I remembered her measuring him. She did it every time she saw him.
I hadn’t known about the tattoo.
He wrote about sending me letters, e-mailing me, leaving phone messages. Hearing nothing back.
He wrote about the first anniversary of Felix’s death. He spent it with Mum and Walter and Jess.
I hadn’t known that.
I’d been in Western Australia by then. I didn’t talk to anyone in my family that day, not even Charlie.
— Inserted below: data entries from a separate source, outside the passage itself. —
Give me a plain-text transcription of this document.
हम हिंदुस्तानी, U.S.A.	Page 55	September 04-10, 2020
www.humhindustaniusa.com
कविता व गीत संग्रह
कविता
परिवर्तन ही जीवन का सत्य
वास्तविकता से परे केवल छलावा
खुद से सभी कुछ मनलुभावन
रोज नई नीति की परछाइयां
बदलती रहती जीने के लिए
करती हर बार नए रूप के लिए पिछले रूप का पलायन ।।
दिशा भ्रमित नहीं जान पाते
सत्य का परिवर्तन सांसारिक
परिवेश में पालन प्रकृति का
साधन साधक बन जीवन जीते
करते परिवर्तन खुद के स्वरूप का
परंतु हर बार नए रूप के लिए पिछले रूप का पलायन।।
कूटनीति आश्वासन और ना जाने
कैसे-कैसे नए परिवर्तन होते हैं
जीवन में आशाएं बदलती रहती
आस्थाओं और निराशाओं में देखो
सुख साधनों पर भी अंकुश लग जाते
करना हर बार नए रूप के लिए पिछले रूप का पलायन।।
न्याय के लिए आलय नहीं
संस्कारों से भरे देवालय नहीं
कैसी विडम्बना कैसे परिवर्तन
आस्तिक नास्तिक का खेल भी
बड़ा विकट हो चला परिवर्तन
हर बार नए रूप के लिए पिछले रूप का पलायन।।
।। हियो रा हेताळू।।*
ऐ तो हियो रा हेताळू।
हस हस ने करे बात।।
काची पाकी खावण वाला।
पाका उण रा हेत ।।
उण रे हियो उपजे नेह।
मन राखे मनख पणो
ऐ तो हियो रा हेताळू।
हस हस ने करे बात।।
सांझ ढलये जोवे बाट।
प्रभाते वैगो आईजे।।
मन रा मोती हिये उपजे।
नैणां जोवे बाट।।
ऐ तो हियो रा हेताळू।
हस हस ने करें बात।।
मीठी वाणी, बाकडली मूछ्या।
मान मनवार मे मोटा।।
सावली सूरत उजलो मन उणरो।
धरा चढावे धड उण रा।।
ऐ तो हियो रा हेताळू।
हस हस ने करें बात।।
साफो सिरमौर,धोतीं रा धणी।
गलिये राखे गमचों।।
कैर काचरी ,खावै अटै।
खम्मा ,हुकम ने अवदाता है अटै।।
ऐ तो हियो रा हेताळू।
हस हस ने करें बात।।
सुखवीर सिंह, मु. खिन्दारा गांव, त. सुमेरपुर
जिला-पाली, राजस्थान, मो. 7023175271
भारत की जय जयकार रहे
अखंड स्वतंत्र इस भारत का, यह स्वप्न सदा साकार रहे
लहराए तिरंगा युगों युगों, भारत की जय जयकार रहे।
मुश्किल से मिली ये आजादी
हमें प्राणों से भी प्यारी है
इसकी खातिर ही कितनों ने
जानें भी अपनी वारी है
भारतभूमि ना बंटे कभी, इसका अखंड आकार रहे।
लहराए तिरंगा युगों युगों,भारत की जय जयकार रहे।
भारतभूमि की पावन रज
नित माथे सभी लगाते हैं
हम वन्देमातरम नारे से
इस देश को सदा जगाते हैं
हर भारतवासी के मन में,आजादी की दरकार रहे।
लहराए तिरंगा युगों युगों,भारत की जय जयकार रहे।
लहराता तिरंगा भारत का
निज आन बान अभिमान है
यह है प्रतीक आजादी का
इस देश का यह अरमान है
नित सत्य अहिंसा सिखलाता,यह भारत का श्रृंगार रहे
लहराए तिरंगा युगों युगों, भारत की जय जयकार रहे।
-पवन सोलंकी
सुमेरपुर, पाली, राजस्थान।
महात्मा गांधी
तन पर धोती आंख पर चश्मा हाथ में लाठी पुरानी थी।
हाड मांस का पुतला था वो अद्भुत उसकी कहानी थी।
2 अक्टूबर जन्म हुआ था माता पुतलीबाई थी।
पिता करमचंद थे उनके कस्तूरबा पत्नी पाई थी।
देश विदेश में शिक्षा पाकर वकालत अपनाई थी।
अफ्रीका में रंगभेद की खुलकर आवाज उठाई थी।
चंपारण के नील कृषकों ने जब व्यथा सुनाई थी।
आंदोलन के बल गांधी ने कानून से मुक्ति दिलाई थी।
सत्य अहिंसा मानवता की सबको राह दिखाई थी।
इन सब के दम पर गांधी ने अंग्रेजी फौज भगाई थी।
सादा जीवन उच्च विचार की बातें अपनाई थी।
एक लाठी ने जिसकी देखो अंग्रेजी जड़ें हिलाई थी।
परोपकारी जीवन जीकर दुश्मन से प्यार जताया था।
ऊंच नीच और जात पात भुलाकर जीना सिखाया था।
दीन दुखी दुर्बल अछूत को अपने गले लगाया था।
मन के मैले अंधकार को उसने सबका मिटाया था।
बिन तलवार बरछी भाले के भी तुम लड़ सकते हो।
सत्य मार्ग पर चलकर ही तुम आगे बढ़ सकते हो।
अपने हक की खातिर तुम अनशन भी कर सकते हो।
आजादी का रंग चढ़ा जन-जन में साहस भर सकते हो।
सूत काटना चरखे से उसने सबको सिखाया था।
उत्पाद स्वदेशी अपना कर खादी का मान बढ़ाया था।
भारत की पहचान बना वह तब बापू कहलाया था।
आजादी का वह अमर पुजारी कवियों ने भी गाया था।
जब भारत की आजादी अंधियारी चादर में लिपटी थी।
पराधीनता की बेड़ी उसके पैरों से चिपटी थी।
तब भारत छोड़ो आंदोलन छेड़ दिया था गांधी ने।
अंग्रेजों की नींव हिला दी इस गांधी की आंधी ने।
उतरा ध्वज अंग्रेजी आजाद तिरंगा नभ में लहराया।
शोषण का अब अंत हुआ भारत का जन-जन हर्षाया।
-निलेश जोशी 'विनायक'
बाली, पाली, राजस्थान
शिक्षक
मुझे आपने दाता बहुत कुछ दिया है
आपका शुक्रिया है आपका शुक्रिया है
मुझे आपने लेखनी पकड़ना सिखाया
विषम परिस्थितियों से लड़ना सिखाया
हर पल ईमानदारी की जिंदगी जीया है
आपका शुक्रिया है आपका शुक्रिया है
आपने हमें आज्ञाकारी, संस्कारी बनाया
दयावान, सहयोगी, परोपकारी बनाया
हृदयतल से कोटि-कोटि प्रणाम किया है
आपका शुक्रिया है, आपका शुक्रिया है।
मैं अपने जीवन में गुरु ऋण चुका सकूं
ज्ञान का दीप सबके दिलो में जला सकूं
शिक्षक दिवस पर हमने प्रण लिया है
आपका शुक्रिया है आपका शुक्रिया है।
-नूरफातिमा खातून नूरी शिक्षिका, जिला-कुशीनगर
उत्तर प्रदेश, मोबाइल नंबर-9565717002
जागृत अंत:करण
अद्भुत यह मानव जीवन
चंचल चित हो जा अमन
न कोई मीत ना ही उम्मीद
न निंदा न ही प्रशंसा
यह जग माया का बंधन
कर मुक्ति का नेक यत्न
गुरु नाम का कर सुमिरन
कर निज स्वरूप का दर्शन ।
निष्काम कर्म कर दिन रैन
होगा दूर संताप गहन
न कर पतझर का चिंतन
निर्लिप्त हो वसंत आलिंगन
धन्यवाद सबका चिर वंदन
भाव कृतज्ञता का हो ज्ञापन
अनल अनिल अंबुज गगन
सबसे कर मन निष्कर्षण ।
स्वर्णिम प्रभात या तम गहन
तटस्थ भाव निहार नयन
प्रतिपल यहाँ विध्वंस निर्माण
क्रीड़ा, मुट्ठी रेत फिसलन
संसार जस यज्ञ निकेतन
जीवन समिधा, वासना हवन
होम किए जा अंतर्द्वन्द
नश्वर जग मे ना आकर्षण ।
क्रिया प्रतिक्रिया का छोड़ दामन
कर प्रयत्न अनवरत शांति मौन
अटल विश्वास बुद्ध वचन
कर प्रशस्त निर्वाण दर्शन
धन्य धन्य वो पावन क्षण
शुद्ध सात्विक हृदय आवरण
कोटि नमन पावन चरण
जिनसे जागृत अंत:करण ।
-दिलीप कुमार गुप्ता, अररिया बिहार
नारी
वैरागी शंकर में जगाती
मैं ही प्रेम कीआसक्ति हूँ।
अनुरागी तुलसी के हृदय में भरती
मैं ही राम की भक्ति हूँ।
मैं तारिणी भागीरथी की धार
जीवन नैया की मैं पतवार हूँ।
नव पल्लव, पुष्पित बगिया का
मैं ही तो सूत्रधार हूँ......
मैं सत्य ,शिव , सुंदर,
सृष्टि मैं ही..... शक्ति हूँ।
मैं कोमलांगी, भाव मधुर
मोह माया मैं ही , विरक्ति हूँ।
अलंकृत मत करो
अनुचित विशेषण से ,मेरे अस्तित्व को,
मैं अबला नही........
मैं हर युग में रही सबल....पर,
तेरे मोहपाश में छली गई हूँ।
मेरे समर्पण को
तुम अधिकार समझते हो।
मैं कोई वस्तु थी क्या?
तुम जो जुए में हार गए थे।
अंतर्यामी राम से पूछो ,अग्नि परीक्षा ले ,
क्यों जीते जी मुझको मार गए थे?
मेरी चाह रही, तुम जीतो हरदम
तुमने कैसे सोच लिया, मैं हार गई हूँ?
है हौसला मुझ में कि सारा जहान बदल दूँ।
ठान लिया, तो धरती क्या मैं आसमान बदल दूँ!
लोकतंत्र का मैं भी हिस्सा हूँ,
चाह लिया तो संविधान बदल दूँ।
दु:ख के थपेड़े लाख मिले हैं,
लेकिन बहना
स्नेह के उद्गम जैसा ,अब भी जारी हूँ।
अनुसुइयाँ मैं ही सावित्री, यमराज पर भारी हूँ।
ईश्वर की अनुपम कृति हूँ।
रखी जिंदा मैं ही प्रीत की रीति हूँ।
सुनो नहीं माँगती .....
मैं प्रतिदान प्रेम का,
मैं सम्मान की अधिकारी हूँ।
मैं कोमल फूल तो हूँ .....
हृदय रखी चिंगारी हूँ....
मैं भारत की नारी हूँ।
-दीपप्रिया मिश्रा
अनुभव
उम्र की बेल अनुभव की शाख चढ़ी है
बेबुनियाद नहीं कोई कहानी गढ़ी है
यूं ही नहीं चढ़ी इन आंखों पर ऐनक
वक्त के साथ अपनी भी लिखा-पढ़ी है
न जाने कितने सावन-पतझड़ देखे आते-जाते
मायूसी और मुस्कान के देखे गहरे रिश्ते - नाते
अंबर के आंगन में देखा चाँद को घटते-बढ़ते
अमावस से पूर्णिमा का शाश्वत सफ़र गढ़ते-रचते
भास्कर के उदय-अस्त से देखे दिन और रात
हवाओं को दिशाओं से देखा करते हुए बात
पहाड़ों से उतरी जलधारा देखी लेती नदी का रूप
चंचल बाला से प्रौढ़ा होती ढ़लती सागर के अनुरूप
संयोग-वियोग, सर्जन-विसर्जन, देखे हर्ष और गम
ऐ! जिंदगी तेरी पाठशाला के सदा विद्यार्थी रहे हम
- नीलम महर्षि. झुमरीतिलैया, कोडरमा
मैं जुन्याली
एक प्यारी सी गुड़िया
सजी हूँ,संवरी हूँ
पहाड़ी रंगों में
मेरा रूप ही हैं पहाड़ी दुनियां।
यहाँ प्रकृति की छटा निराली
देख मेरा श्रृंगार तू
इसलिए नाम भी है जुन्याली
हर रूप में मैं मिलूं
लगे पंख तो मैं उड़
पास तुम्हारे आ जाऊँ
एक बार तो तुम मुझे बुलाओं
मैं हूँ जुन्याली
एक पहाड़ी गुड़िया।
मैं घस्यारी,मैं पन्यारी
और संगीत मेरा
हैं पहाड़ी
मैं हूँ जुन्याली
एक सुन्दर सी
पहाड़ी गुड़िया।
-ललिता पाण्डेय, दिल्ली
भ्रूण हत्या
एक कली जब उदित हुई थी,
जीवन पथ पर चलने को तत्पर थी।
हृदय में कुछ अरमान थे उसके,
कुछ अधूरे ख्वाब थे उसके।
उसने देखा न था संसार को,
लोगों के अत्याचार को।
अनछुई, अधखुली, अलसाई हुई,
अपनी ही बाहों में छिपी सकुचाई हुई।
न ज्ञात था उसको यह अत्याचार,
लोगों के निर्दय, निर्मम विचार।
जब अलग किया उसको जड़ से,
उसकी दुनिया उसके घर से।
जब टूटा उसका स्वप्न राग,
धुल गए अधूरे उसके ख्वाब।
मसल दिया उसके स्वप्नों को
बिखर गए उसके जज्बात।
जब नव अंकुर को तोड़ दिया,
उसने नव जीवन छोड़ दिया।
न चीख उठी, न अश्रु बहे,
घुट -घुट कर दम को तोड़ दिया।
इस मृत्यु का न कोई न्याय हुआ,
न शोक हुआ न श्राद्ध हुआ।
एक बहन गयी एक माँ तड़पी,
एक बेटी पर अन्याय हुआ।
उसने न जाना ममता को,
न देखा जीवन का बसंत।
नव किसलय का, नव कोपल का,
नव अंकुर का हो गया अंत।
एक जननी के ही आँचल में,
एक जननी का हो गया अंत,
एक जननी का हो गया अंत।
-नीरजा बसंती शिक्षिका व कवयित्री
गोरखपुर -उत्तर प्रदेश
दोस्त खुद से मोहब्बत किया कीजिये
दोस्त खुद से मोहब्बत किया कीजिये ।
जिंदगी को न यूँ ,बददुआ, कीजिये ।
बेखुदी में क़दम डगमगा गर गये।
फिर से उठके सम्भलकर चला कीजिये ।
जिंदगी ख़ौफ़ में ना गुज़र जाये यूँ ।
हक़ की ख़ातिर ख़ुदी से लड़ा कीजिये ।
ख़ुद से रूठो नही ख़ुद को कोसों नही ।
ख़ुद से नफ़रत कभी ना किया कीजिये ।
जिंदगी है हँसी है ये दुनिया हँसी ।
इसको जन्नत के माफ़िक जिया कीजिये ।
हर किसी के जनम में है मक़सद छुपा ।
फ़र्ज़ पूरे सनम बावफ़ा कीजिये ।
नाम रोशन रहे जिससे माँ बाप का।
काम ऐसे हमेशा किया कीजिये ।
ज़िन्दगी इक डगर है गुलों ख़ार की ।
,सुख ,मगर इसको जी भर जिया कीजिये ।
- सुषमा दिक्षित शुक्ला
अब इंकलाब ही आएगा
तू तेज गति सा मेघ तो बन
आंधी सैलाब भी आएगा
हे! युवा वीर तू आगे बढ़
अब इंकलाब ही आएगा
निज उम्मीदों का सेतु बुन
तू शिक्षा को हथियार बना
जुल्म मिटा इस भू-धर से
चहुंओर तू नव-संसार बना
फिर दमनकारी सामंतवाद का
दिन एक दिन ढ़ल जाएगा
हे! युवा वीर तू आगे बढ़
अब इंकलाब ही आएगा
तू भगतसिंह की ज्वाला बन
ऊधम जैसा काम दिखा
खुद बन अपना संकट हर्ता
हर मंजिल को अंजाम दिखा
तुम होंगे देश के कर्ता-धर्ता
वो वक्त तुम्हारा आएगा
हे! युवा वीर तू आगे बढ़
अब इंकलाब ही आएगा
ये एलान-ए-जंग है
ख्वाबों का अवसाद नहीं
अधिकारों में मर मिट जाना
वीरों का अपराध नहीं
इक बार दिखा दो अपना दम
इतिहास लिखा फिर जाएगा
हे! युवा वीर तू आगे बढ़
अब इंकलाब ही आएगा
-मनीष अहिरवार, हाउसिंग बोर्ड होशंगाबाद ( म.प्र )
I’d thought it would make it worse.
He wrote about his friend from college days contacting him, offering him a job in Washington.
He wrote about Washington. About his new apartment. About his work.
He wrote about me.
How much he missed me. How he talked to me, every night. How he talked to me about Felix. How each night he wished I was in bed beside him.
He wrote about how guilty he felt, every day, every night. How all he wanted to do was change everything that had happened. How he knew he couldn’t. How he knew he could never fix it. How that made him sad, every moment of every day.
He wrote about Charlie getting in touch with him. Lucas ringing to let him know I was in London. About Charlie and Lucas wanting to convince him to come over and see me.
He wrote that he had canceled the meeting with Charlie. That this was between him and me, not Charlie and Lucas and everyone else. It was our marriage.
He wrote that he had asked his boss, his friend, to send him to this London conference, even though one of his colleagues had already been given the job. That after his boss said yes, he used the conference date as his writing deadline, so he could leave this manuscript in London for me.
He wrote about our wedding day again. How, on the morning of our wedding, he had gone for a walk on his own. We hadn’t slept apart the night before our wedding. We’d wanted to be together. Our apartment had been full of people that morning: Mum, Jess, friends of mine from Canberra and Melbourne, the hairdresser, even the florist and the caterer at one stage. It was a gorgeous blue Canberra day. He went for a walk around the lake. He thought about meeting me, falling in love with me, asking me to marry him. About how sure he was that he wanted to be with me for the rest of his life, to make a family with me, our own family. He described coming back and everyone saying, “He’s back! Call off the search party!” He wrote that I’d looked up from where the hairdresser was finishing styling my hair into a retro-style bun. I’d caught his eye in the mirror. I’d mouthed the words, “Are you okay?”
He said yes. He smiled and said yes. Twice.
I remembered that.
There was just one more page of his manuscript to read.
It wasn’t about Felix. It wasn’t about London, or Washington, about his work or my work, his family or my family. It was a story from our wedding day. Something that happened at the end of our wedding day.
I remembered every minute of it.
It was after midnight. We’d finally farewelled everyone and gone back home, to our own bedroom. We’d fallen onto the bed, holding hands, me still in my cream silk dress, him in his dark suit. We’d been so exhausted and so happy. It had been a day of talking, laughing and dancing. It had been perfect.
As we lay there, Aidan started to recite one of the readings we’d chosen for the ceremony. Charlie had read them so well that afternoon. I sat up, amazed. I stopped him.